Huddersfield is home to strong Yorkshire traditions, great festivals and some impressive architecture. During the Industrial Revolution the town built an enviable reputation for its textiles and its fine woollen worsteds are still in demand around the world.
Huddersfield has a rich legacy of notable Victorian buildings such as the railway station, described by Sir John Betjeman as ‘the most splendid station facade in England’. In fact, the town boasts an incredible 1,660 listed buildings - the third highest number in Britain.
Huddersfield Art Gallery has an excellent collection of British Art, including works by Francis Bacon and Henry Moore. The Huddersfield Choral Society is based here and the Contemporary Music Festival takes place every November. Other events include the Huddersfield Food and Drink festival, poetry and jazz festivals, Caribbean carnivals and the Mela. The modern arches of the Galpharm Stadium dominate the skyline and contrast with Jubilee Tower on Castle Hill, built to commemorate Queen Victoria’s Jubilee. Visit the Tower for fine views or trace the town’s history at Huddersfield’s Tolson museum.
The former textile mills between Batley and Dewsbury have been restored for contemporary use and now make up the Yorkshire Mill Mile. Alexandra Mills is home to the Skopos Motor Museum, whilst Red Brick Mill and Cheapside Mill house a range of shops offering a vast range of fabrics, clothing and designer furnishings.
Best known as the film location for ‘Last of the Summer Wine’, Holmfirth is an attractive stone-built village within the picturesque Holme Valley. The cobbled streets and former weavers’ cottages provide an attractive backdrop for the numerous cafes, art and craft galleries as well as the familiar TV locations. Holmfirth has solid artistic credentials with the Holmfirth Musical Festival, Folk Festival, Holmfirth Choral Society and the Holme Valley Brass Band Contest being long established.
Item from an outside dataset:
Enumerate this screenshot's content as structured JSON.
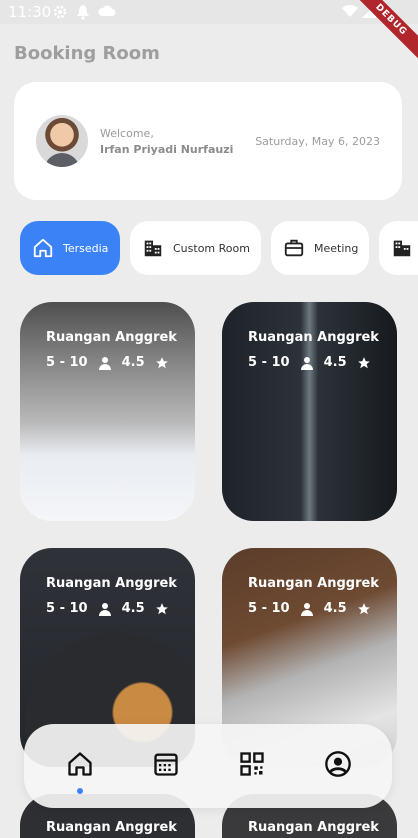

Holmfirth Artweek is the largest public entry art exhibition in England and a number of nationally recognised artists live and work in the valley.
Sitting at the head of Colne Valley, Marsden has strong historical associations with the Luddites - textile workers who destroyed the machinery that threatened their jobs. The Huddersfield Narrow Canal brought prosperity to Marsden as a trans-Pennine staging post and at Standedge you will find the highest, longest and deepest canal tunnel in Britain. The surrounding wild moorland and dramatic Peak District Park make the town an excellent base for outdoor pursuits.